Cryptotanshinone inhibits TNF-α-induced LOX-1 expression by suppressing reactive oxygen species (ROS) formation in endothelial cells.
10.4196/kjpp.2016.20.4.347
- Author:
Xiaoli RAN
1
;
Wenwen ZHAO
;
Wenping LI
;
Jingshan SHI
;
Xiuping CHEN
Author Information
1. Department of Pharmacology and the Key Laboratory of Basic Pharmacology of Guizhou Province, Zunyi Medical College, Guizhou 563000, China. shijs@zmc.edu.cn
- Publication Type:Original Article
- MeSH:
Animals;
Aorta;
Blotting, Western;
Endothelial Cells*;
Fluorescence;
Human Umbilical Vein Endothelial Cells;
Lipoproteins;
Medicine, Chinese Traditional;
Phosphorylation;
Rats;
Reactive Oxygen Species*;
Real-Time Polymerase Chain Reaction;
RNA, Messenger;
Rotenone;
Salvia miltiorrhiza;
Tumor Necrosis Factor-alpha
- From:The Korean Journal of Physiology and Pharmacology
2016;20(4):347-355
- CountryRepublic of Korea
- Language:English
-
Abstract:
Cryptotanshinone (CPT) is a natural compound isolated from traditional Chinese medicine Salvia miltiorrhiza Bunge. In the present study, the regulatory effect and potential mechanisms of CPT on tumor necrosis factor alpha (TNF-α) induced lectin-like receptor for oxidized low density lipoprotein (LOX-1) were investigated. Human umbilical vein endothelial cells (HUVECs) were cultured and the effect of TNF-α on LOX-1 expression at mRNA and protein levels was determined by Real-time PCR and Western blotting respectively. The formation of intracellular ROS was determined with fluorescence probe CM-DCFH2-DA. The endothelial ox-LDL uptake was evaluated with DiI-ox-LDL. The effect of CPT on LOX-1 expression was also evaluated with SD rats. TNF-α induced LOX-1 expression in a dose- and time-dependent manner in endothelial cells. TNF-α induced ROS formation, phosphorylation of NF-κB p65 and ERK, and LOX-1 expression, which were suppressed by rotenone, DPI, NAC, and CPT. NF-κB inhibitor BAY11-7082 and ERK inhibitor PD98059 inhibited TNF-α-induced LOX-1 expression.

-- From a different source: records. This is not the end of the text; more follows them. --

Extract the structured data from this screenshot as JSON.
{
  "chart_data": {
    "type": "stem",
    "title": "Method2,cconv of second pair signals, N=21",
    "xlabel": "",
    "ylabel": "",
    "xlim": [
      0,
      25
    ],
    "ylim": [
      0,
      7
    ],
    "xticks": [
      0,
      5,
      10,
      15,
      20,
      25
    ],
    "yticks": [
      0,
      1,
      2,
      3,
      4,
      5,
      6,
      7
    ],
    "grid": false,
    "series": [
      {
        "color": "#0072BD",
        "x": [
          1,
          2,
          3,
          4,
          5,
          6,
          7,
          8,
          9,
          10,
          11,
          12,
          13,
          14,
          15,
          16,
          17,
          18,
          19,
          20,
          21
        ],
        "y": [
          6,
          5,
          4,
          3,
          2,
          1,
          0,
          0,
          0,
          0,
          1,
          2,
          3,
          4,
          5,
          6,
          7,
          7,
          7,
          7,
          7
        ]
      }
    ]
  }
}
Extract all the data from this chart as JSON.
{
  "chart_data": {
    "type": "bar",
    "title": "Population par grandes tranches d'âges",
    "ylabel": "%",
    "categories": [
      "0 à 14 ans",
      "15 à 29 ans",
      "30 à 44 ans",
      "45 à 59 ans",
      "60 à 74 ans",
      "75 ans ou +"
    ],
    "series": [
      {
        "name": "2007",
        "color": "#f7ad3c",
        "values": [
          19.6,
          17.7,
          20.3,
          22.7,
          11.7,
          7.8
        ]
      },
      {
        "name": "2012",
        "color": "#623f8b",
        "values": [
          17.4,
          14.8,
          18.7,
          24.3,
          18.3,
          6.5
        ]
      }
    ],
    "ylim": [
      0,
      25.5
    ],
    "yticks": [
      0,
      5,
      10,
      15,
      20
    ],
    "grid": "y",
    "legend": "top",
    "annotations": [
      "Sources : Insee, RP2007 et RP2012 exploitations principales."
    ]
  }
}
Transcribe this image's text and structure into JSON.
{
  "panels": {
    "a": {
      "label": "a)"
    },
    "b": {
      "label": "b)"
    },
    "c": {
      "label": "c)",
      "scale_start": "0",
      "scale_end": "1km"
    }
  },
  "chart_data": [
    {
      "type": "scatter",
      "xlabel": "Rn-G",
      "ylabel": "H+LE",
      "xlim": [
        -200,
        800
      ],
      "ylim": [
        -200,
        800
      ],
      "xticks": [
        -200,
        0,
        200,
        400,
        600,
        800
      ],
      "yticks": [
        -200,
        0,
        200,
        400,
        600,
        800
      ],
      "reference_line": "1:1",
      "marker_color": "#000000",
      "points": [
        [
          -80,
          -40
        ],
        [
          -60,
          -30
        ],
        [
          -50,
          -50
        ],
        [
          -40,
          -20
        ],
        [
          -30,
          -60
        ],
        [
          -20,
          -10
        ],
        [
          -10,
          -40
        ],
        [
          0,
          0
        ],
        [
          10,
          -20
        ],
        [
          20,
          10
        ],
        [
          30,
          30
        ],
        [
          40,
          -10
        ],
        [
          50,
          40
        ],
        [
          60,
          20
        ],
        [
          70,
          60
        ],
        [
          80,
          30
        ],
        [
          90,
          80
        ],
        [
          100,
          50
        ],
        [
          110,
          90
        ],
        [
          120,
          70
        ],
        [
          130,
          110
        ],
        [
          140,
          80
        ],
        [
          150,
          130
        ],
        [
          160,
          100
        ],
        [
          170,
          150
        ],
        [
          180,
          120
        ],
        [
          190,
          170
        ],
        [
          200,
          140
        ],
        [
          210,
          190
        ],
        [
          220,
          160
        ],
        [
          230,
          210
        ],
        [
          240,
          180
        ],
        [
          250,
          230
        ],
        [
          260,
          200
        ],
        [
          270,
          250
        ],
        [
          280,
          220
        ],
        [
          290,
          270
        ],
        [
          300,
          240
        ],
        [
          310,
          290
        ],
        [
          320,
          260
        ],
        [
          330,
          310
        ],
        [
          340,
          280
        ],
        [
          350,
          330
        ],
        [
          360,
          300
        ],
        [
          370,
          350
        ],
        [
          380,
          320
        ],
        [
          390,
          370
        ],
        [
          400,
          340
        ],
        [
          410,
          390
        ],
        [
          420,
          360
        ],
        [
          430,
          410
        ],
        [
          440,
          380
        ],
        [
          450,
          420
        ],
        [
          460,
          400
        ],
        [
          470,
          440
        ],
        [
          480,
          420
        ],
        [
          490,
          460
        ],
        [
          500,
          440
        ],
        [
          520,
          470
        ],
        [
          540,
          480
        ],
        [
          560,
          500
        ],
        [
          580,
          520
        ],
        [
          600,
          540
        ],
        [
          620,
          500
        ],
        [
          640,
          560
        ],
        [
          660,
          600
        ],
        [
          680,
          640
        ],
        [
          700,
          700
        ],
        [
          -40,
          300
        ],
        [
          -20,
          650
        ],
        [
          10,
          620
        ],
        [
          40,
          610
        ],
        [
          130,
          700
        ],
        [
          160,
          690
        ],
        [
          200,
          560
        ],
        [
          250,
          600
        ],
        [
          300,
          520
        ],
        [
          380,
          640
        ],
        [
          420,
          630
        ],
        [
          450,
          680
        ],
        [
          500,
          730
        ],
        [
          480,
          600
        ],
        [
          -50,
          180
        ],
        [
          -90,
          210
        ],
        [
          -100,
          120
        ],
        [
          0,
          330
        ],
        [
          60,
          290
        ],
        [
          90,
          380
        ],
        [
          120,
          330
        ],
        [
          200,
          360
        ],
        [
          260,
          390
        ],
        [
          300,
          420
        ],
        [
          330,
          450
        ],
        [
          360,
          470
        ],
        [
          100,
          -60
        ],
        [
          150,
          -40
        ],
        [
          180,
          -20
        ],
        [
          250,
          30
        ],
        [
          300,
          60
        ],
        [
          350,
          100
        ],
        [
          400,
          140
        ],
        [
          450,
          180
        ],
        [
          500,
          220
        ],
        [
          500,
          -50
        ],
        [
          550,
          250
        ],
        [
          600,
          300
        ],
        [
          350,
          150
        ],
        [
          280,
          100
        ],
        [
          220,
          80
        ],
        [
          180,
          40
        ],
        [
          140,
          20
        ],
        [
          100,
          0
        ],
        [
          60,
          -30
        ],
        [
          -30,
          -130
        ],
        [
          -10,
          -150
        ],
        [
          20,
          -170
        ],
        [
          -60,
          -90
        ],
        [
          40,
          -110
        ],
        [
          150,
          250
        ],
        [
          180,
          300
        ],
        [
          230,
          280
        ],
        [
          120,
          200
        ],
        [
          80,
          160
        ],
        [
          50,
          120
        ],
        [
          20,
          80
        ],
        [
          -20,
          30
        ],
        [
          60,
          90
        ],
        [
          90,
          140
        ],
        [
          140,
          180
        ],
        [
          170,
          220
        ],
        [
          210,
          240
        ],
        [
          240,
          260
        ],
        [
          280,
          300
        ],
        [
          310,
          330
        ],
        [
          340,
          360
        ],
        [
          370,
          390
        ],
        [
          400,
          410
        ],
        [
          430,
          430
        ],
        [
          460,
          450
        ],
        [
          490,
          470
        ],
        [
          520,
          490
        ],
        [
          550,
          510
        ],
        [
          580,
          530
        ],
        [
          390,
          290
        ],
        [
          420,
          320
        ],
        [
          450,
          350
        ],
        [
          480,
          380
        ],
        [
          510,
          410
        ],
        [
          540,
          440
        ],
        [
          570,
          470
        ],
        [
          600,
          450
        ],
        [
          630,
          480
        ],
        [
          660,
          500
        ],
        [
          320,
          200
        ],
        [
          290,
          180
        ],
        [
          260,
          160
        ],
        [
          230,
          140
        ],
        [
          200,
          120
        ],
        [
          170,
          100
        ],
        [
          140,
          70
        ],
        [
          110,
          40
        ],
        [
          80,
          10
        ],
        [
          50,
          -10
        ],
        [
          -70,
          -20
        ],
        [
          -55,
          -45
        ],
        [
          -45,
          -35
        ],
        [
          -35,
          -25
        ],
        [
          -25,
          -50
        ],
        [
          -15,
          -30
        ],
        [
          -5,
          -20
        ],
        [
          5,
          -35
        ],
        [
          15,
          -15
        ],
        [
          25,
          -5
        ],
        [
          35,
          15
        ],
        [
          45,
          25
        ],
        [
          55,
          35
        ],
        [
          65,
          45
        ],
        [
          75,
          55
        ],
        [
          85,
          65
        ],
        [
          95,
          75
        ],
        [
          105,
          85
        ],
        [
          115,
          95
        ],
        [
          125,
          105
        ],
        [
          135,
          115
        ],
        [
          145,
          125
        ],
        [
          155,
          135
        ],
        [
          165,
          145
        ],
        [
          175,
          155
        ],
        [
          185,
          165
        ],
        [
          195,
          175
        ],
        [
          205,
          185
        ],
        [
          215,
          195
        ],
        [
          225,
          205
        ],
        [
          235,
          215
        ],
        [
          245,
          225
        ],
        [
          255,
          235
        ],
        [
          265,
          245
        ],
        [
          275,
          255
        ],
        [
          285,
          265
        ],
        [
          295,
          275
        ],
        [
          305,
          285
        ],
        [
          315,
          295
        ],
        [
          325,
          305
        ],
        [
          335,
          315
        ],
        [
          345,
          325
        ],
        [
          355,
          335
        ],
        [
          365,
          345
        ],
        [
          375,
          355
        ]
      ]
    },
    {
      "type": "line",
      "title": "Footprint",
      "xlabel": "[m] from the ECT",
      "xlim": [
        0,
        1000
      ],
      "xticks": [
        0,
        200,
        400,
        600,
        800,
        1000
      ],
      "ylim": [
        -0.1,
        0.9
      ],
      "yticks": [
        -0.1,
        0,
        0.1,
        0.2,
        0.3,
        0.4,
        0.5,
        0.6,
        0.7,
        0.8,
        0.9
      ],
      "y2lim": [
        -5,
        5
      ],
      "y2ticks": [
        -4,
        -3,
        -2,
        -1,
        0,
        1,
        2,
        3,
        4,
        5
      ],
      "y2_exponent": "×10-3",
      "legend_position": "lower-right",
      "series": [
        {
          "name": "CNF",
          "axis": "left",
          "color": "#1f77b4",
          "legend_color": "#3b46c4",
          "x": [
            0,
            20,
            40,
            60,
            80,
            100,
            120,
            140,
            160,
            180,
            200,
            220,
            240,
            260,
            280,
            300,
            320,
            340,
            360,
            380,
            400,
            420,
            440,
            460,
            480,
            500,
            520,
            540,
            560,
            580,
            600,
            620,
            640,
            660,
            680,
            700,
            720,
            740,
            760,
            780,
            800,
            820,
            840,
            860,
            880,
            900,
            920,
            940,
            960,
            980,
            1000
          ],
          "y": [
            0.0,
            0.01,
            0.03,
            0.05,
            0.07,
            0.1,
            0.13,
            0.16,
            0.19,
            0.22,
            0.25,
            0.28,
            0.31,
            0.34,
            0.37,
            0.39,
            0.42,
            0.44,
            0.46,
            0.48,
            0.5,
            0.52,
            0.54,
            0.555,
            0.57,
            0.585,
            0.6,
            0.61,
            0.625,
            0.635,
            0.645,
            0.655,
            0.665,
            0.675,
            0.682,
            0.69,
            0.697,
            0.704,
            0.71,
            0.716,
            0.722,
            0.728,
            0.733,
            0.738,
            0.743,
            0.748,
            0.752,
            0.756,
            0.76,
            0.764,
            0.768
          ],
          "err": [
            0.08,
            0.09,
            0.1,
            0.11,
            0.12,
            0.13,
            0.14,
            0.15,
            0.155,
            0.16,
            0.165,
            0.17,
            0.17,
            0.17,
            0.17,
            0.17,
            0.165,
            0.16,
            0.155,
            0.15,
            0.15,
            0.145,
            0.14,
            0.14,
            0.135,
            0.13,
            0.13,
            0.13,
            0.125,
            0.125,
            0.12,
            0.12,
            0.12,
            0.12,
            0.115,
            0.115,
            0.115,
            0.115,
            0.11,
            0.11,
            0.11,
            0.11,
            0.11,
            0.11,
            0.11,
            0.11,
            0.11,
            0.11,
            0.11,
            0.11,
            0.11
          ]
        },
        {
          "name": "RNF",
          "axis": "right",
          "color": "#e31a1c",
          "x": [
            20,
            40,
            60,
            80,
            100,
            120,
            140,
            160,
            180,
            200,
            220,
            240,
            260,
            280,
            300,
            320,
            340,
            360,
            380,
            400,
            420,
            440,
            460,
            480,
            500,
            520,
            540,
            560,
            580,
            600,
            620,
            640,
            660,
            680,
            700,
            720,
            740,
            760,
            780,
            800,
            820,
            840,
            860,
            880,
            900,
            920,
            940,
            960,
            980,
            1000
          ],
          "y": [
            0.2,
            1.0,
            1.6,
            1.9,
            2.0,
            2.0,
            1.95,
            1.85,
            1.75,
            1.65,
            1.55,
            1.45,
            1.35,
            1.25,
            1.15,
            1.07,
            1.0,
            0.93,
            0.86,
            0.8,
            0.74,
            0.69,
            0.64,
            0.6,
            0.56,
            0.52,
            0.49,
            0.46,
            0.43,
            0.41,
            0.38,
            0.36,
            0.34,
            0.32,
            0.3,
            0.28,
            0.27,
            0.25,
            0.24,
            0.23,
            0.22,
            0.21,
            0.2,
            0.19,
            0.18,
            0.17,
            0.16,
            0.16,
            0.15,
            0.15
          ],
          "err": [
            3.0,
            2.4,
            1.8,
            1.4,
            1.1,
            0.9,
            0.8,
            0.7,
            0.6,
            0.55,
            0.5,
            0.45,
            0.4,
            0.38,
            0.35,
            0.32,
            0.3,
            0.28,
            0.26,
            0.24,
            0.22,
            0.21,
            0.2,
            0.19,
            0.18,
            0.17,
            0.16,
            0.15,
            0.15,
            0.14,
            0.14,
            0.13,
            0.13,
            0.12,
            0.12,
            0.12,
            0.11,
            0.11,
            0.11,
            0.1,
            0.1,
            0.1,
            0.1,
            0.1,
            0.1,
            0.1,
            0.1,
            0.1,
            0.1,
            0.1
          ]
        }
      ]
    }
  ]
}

CPT and NAC suppressed TNF-α-induced LOX-1 expression and phosphorylation of NF-κB p65 and ERK in rat aorta. These data suggested that TNF-α induced LOX-1 expression via ROS activated NF-κB/ERK pathway, which could be inhibited by CPT. This study provides new insights for the anti-atherosclerotic effect of CPT.